Things were still blurry enough a minute or so after dropping heavily into the driver's seat that I considered going to the hospital.
"Can you tell us what happened?"
"Oh, I walked into the door. Clumsy!"
"We both know there was no door."
"Okay, he hit me. But it was my own fault. We were already late for his nap, but I just kept pushing. I..."
"Mr. Wilken- Kai, this time it was just his endearingly tiny fist, but next time it could be a crayon, or scissors, or..."
"Toy car keys? A handful of gravel? A plastic pterodactyl? I know. He's not my first son."
"Then why do you keep covering for him? We can find someplace safe for you. Somewhere he could never find you or hurt you again."
"I love him, alright? And he... he loves me. Hang on, did you say he'd never be able to find me? Maybe let's talk about that part."
As my eye slowly returned to normal, I thought of my own father. And of his glasses. And I wondered, for the first time, whether he actually had a prescription.

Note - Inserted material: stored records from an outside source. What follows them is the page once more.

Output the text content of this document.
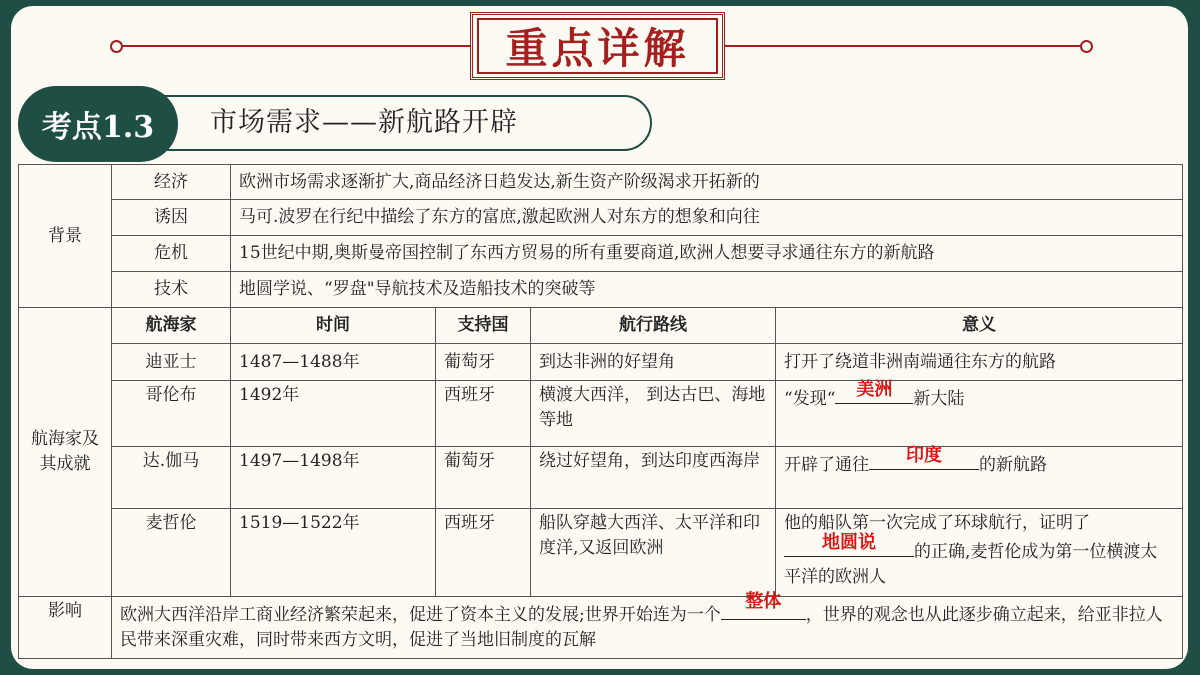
重点详解
考点1.3	市场需求——新航路开辟
背景	经济	欧洲市场需求逐渐扩大,商品经济日趋发达,新生资产阶级渴求开拓新的			
	诱因	马可.波罗在行纪中描绘了东方的富庶,激起欧洲人对东方的想象和向往			
	危机	15世纪中期,奥斯曼帝国控制了东西方贸易的所有重要商道,欧洲人想要寻求通往东方的新航路			
	技术	地圆学说、“罗盘"导航技术及造船技术的突破等			
航海家及其成就	航海家	时间	支持国	航行路线	意义
	迪亚士	1487—1488年	葡萄牙	到达非洲的好望角	打开了绕道非洲南端通往东方的航路
	哥伦布	1492年	西班牙	横渡大西洋， 到达古巴、海地等地	“发现“ 美洲 新大陆
	达.伽马	1497—1498年	葡萄牙	绕过好望角，到达印度西海岸	开辟了通往 印度 的新航路
	麦哲伦	1519—1522年	西班牙	船队穿越大西洋、太平洋和印度洋,又返回欧洲	他的船队第一次完成了环球航行，证明了
地圆说 的正确,麦哲伦成为第一位横渡太平洋的欧洲人
影响	欧洲大西洋沿岸工商业经济繁荣起来，促进了资本主义的发展;世界开始连为一个
整体
，世界的观念也从此逐步确立起来，给亚非拉人民带来深重灾难，同时带来西方文明，促进了当地旧制度的瓦解				
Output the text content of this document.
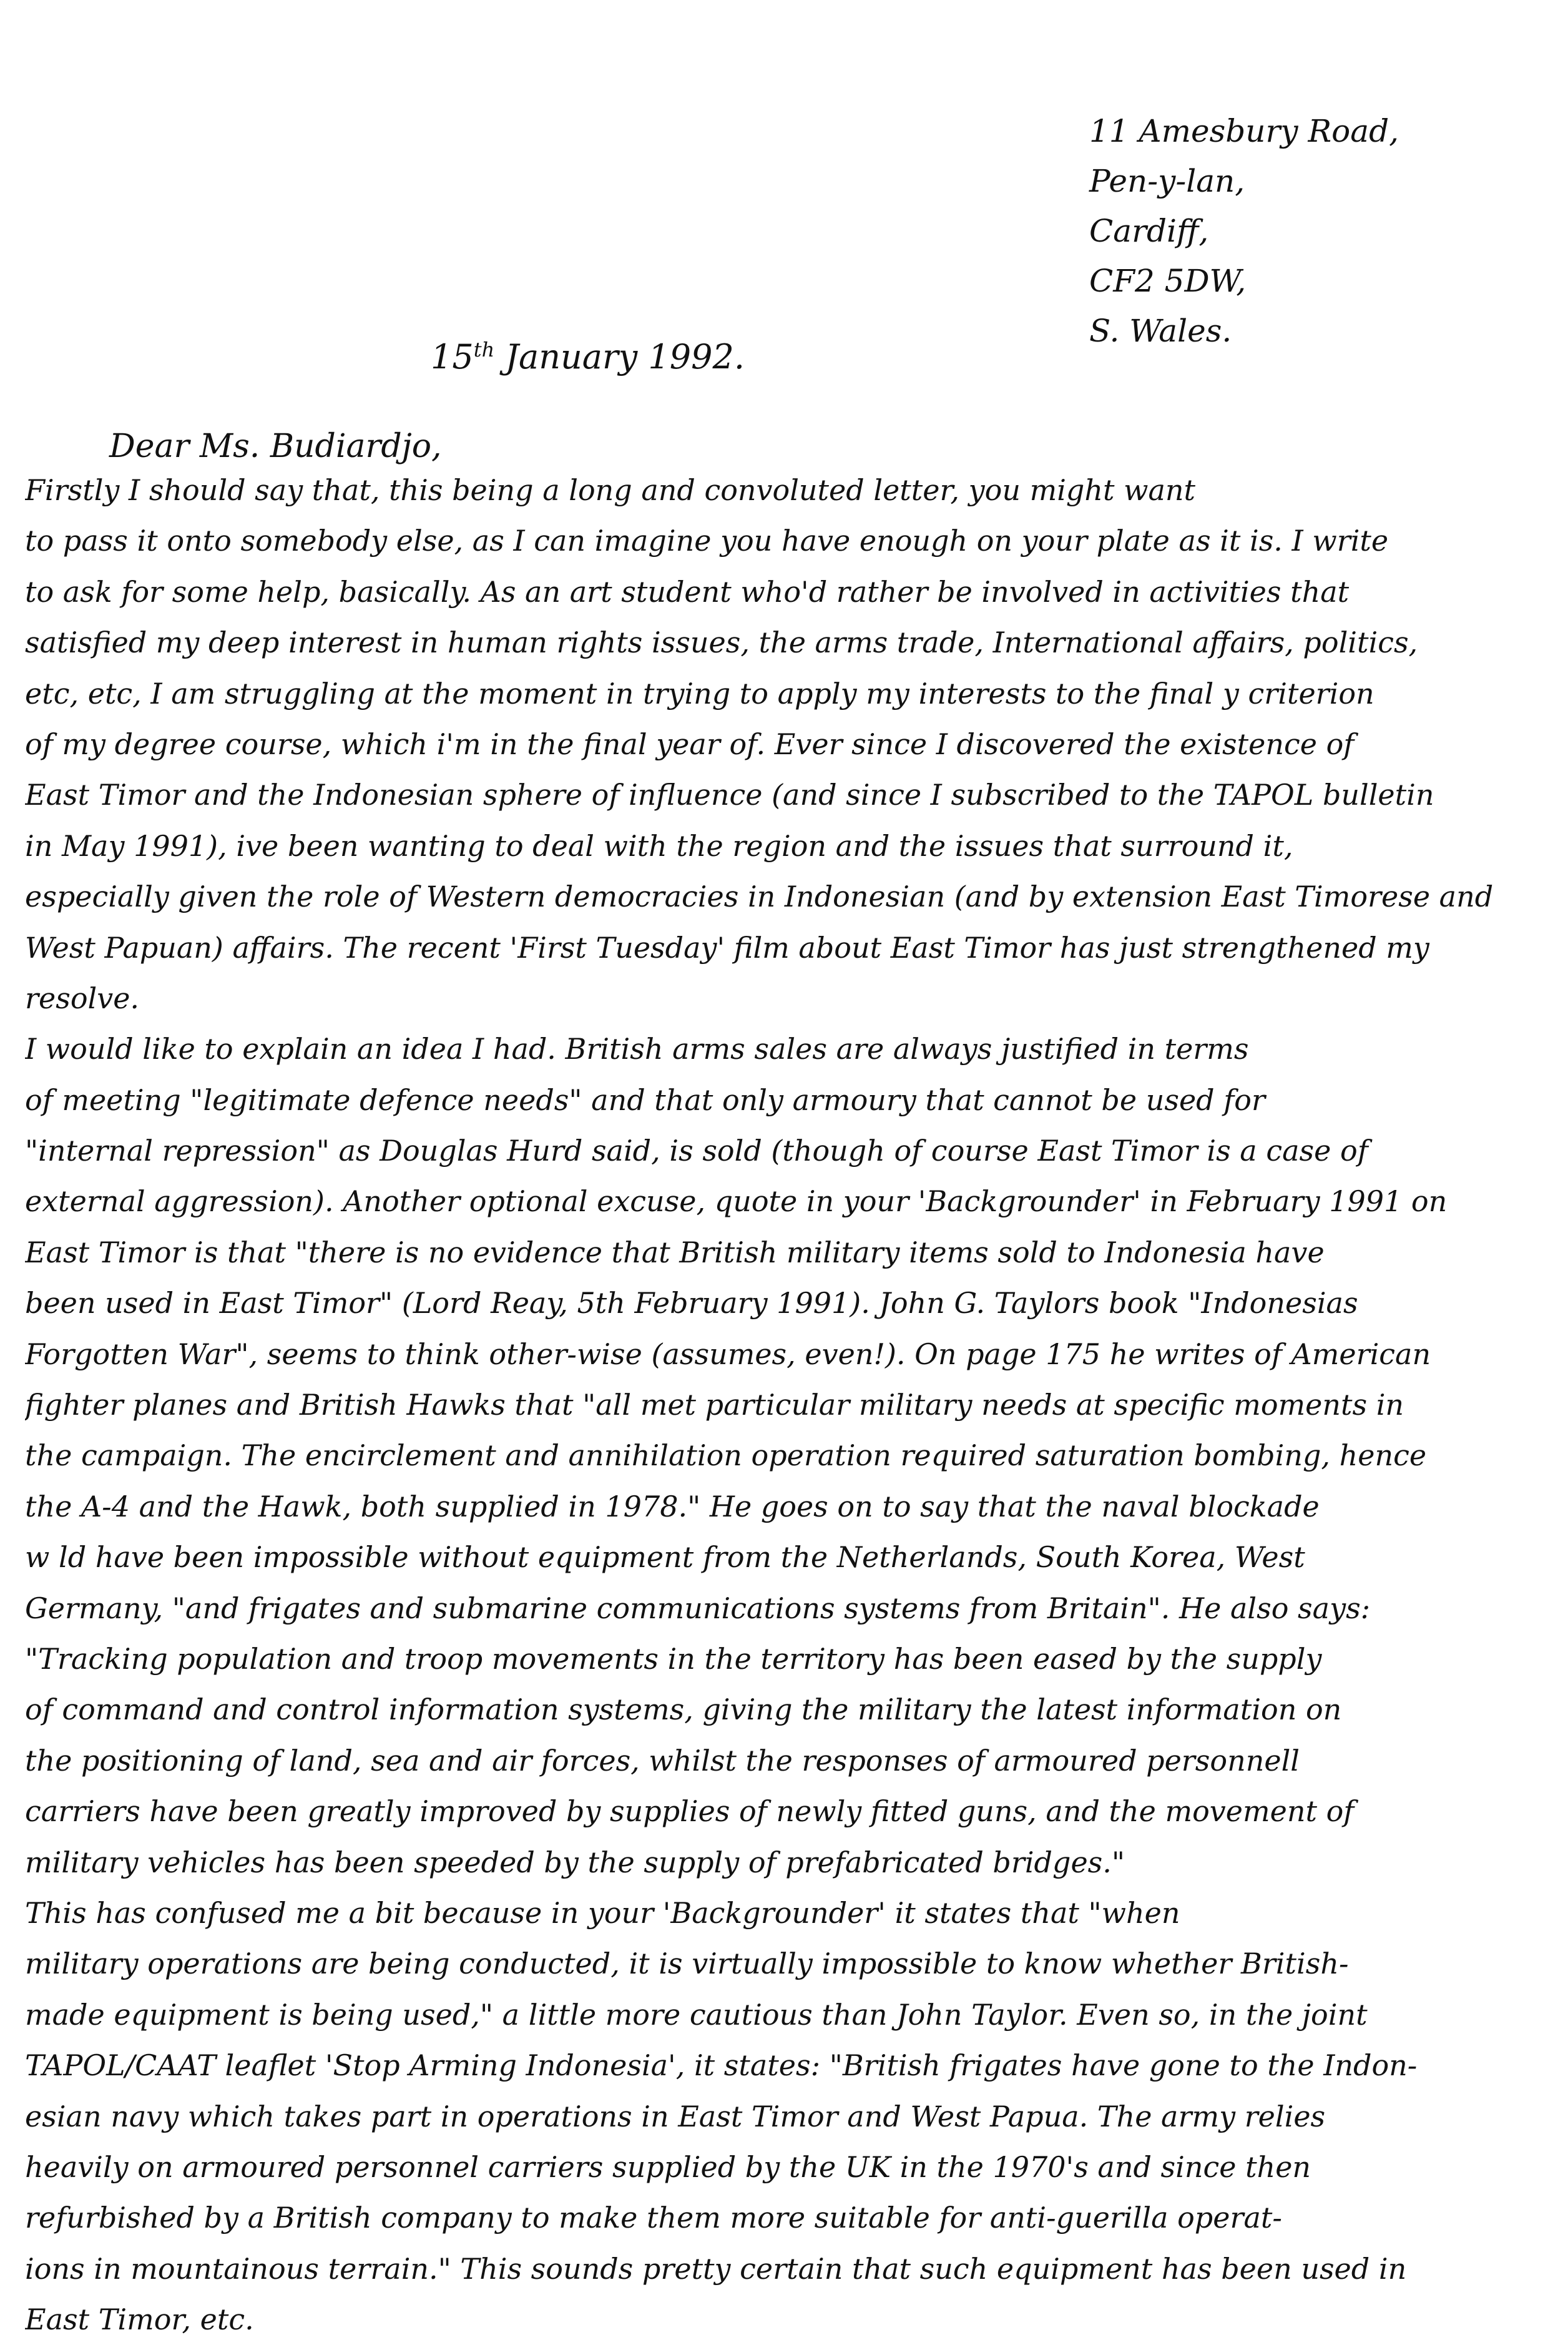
11 Amesbury Road,
Pen-y-lan,
Cardiff,
CF2 5DW,
S. Wales.
15th January 1992.
Dear Ms. Budiardjo,
Firstly I should say that, this being a long and convoluted letter, you might want
to pass it onto somebody else, as I can imagine you have enough on your plate as it is. I write
to ask for some help, basically. As an art student who'd rather be involved in activities that
satisfied my deep interest in human rights issues, the arms trade, International affairs, politics,
etc, etc, I am struggling at the moment in trying to apply my interests to the final y criterion
of my degree course, which i'm in the final year of. Ever since I discovered the existence of
East Timor and the Indonesian sphere of influence (and since I subscribed to the TAPOL bulletin
in May 1991), ive been wanting to deal with the region and the issues that surround it,
especially given the role of Western democracies in Indonesian (and by extension East Timorese and
West Papuan) affairs. The recent 'First Tuesday' film about East Timor has just strengthened my
resolve.
I would like to explain an idea I had. British arms sales are always justified in terms
of meeting "legitimate defence needs" and that only armoury that cannot be used for
"internal repression" as Douglas Hurd said, is sold (though of course East Timor is a case of
external aggression). Another optional excuse, quote in your 'Backgrounder' in February 1991 on
East Timor is that "there is no evidence that British military items sold to Indonesia have
been used in East Timor" (Lord Reay, 5th February 1991). John G. Taylors book "Indonesias
Forgotten War", seems to think other-wise (assumes, even!). On page 175 he writes of American
fighter planes and British Hawks that "all met particular military needs at specific moments in
the campaign. The encirclement and annihilation operation required saturation bombing, hence
the A-4 and the Hawk, both supplied in 1978." He goes on to say that the naval blockade
w ld have been impossible without equipment from the Netherlands, South Korea, West
Germany, "and frigates and submarine communications systems from Britain". He also says:
"Tracking population and troop movements in the territory has been eased by the supply
of command and control information systems, giving the military the latest information on
the positioning of land, sea and air forces, whilst the responses of armoured personnell
carriers have been greatly improved by supplies of newly fitted guns, and the movement of
military vehicles has been speeded by the supply of prefabricated bridges."
This has confused me a bit because in your 'Backgrounder' it states that "when
military operations are being conducted, it is virtually impossible to know whether British-
made equipment is being used," a little more cautious than John Taylor. Even so, in the joint
TAPOL/CAAT leaflet 'Stop Arming Indonesia', it states: "British frigates have gone to the Indon-
esian navy which takes part in operations in East Timor and West Papua. The army relies
heavily on armoured personnel carriers supplied by the UK in the 1970's and since then
refurbished by a British company to make them more suitable for anti-guerilla operat-
ions in mountainous terrain." This sounds pretty certain that such equipment has been used in
East Timor, etc.
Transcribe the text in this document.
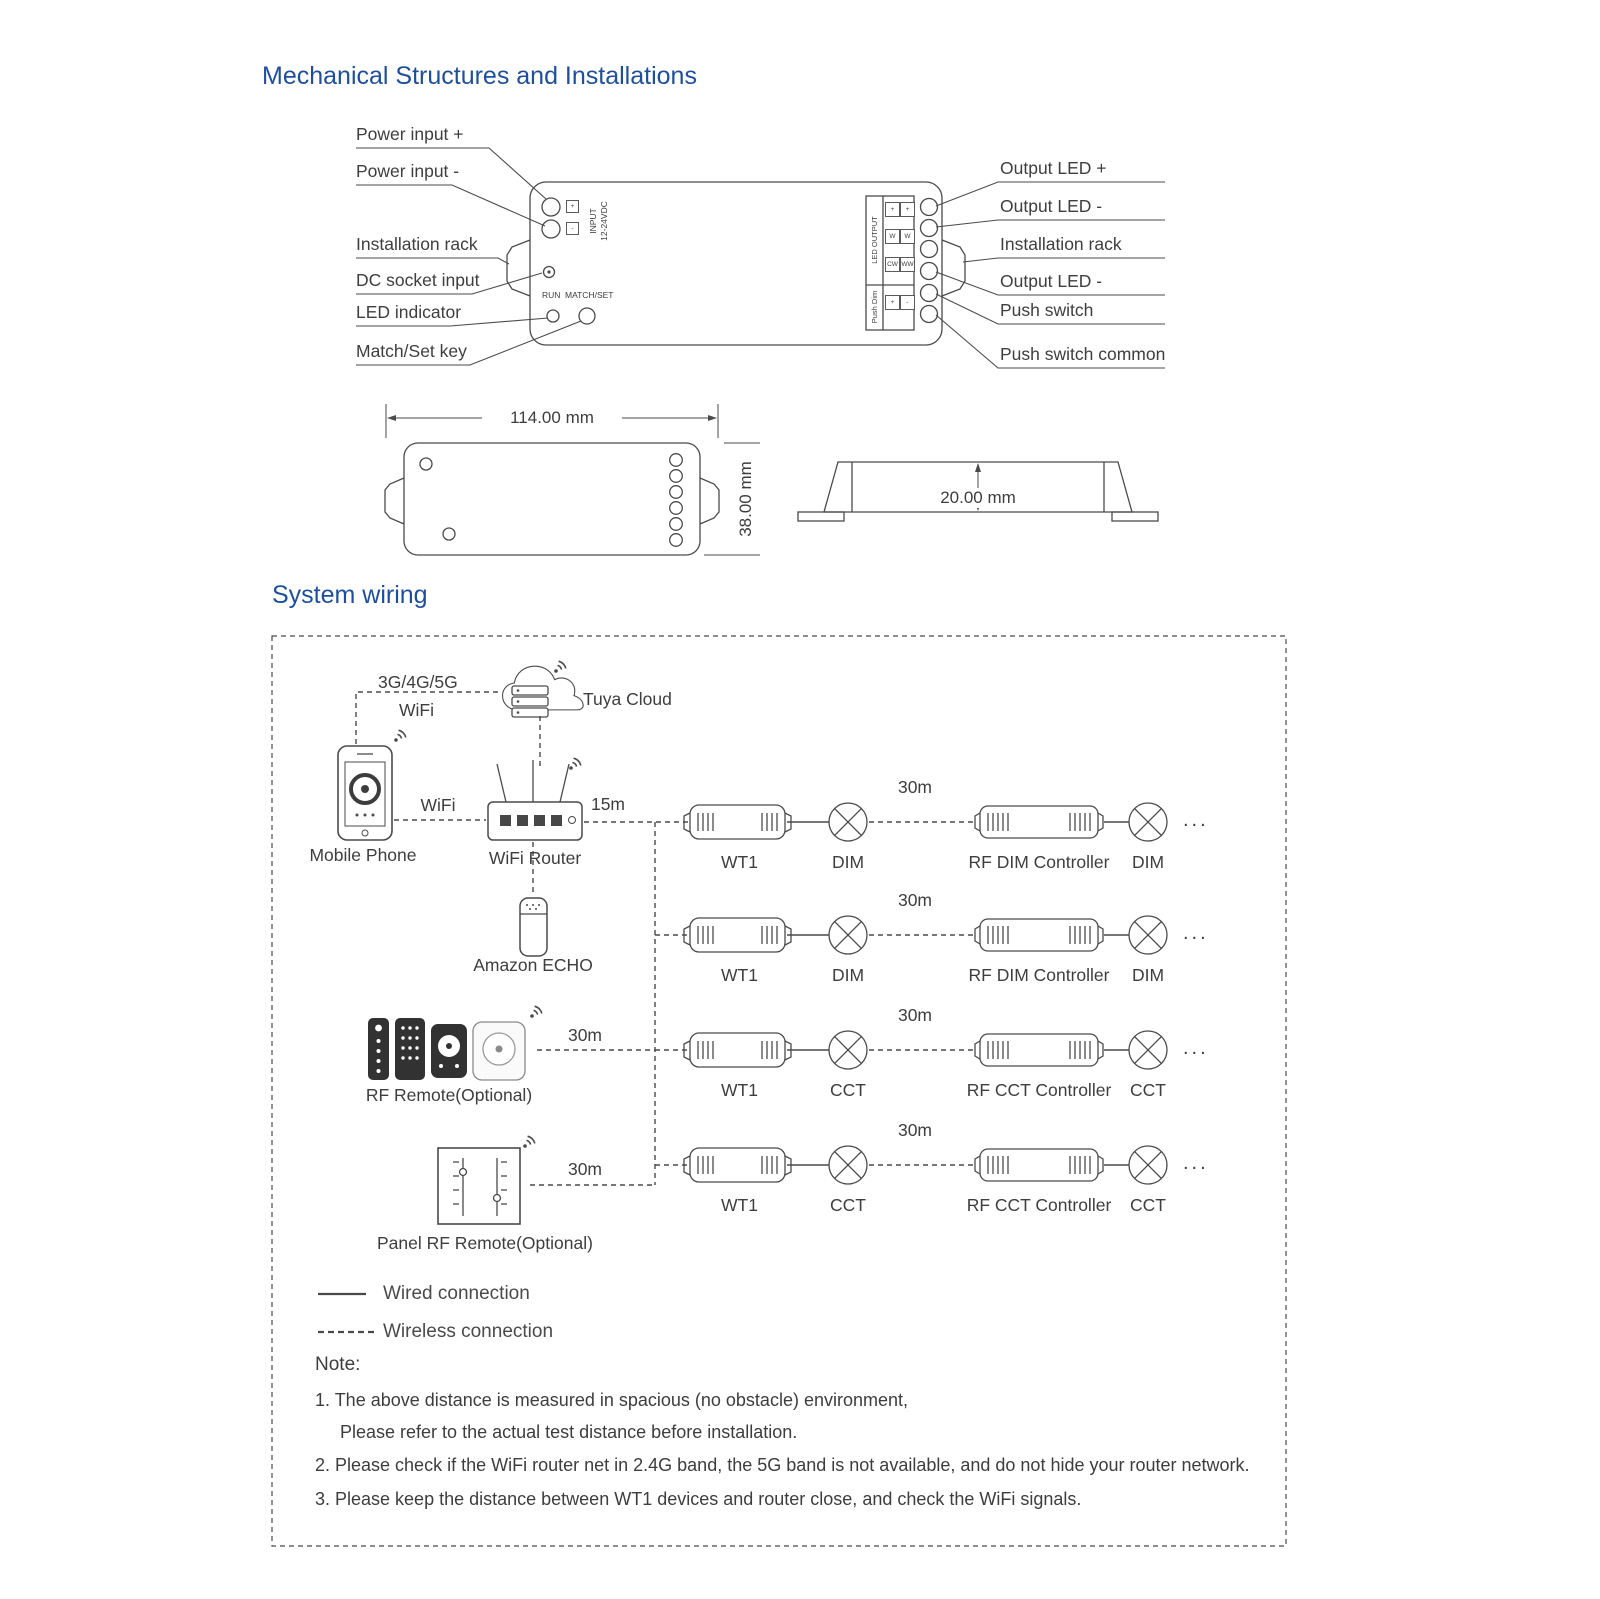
Mechanical Structures and Installations
System wiring
Power input +
Power input -
Installation rack
DC socket input
LED indicator
Match/Set key
Output LED +
Output LED -
Installation rack
Output LED -
Push switch
Push switch common
INPUT 12-24VDC
+
-
RUN MATCH/SET
LED OUTPUT
Push Dim
+	+
W	W
CW WW
+	-
114.00 mm
38.00 mm	20.00 mm
3G/4G/5G
WiFi
Tuya Cloud
WiFi
Mobile Phone	WiFi Router
15m
Amazon ECHO
RF Remote(Optional)
30m
Panel RF Remote(Optional)
30m
WT1	DIM
30m
RF DIM Controller	DIM
...
WT1	DIM
30m
RF DIM Controller	DIM
...
WT1	CCT
30m
RF CCT Controller	CCT
...
WT1	CCT
30m
RF CCT Controller	CCT
...
Wired connection
Wireless connection
Note:
1. The above distance is measured in spacious (no obstacle) environment,
Please refer to the actual test distance before installation.
2. Please check if the WiFi router net in 2.4G band, the 5G band is not available, and do not hide your router network.
3. Please keep the distance between WT1 devices and router close, and check the WiFi signals.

Saturday, February 6, 2010

Time for jumpin' overboard


Are you a fireman who wants to know what's in the dish above, but the fire alarm is going off, so you kinda feel guilty reading this, but you know if you went to the fire wondering about what my son had for lunch it would distract you enough that it might interfere with your job, and that could end up being worse than just being late? If so, I'm sorry I didn't respond directly to your emails - there were just too many, and my time's pretty valuable, so I figured I'd just let all of you know at once that TODAY IS YOUR LUCKY DAY! That there is whole wheat penne and homemade meatballs in bottled red sauce topped with mozzarella and baked. Mickey is a couple of said meatballs with provolone and a sliver of tomato skin for the tongue.
Now get out there and do what you still can to help! And guys (not intended to be gender-specific)... thanks.
For reading this.

There's a PSA on the radio right now about never really knowing what moments are going to stick in your kids' heads. The intent from there seems to be to remind dads to do stuff with their kids, but what it reminds me is to not try too hard to "have a moment" with mine.
When Primo was three, he really liked fire trucks. He liked to wave at them, liked to climb on the one at our local children's museum, loved to see them on the way to a fire. So I arranged a tour of our local firehouse. It was easy and I recommend it. Anyway, we got to the station and Primo was borderline petrified. He wouldn't talk to the firemen (who were super-nice,) shook his head and buried his face in my hip when they asked whether he wanted to climb on the fire engine ... didn't even ask about whether they had a dog. When we were done, he ran to the car. Not "where next?" running. "Fight or flight" running. I still don't know what was wrong. Maybe he thought there was going to be a fire. Maybe it was "stranger-danger." Maybe it was overload. Whatever it was, it actually left me feeling a little bad.
Then, a couple months ago, we drove by the fire station and from the backseat he said "Daddy? Thank you for taking me to the fire station. It was really fun." So, put another tick in the "better" column of the "I remember that as being _____ than it was" tally board.
Maybe if I can figure out a way to be sure the firemen who didn't have to respond to an alarm earlier aren't reading I can write about something else I did so Primo could see a fire truck. And an M-1 Abrams tank! Twofer!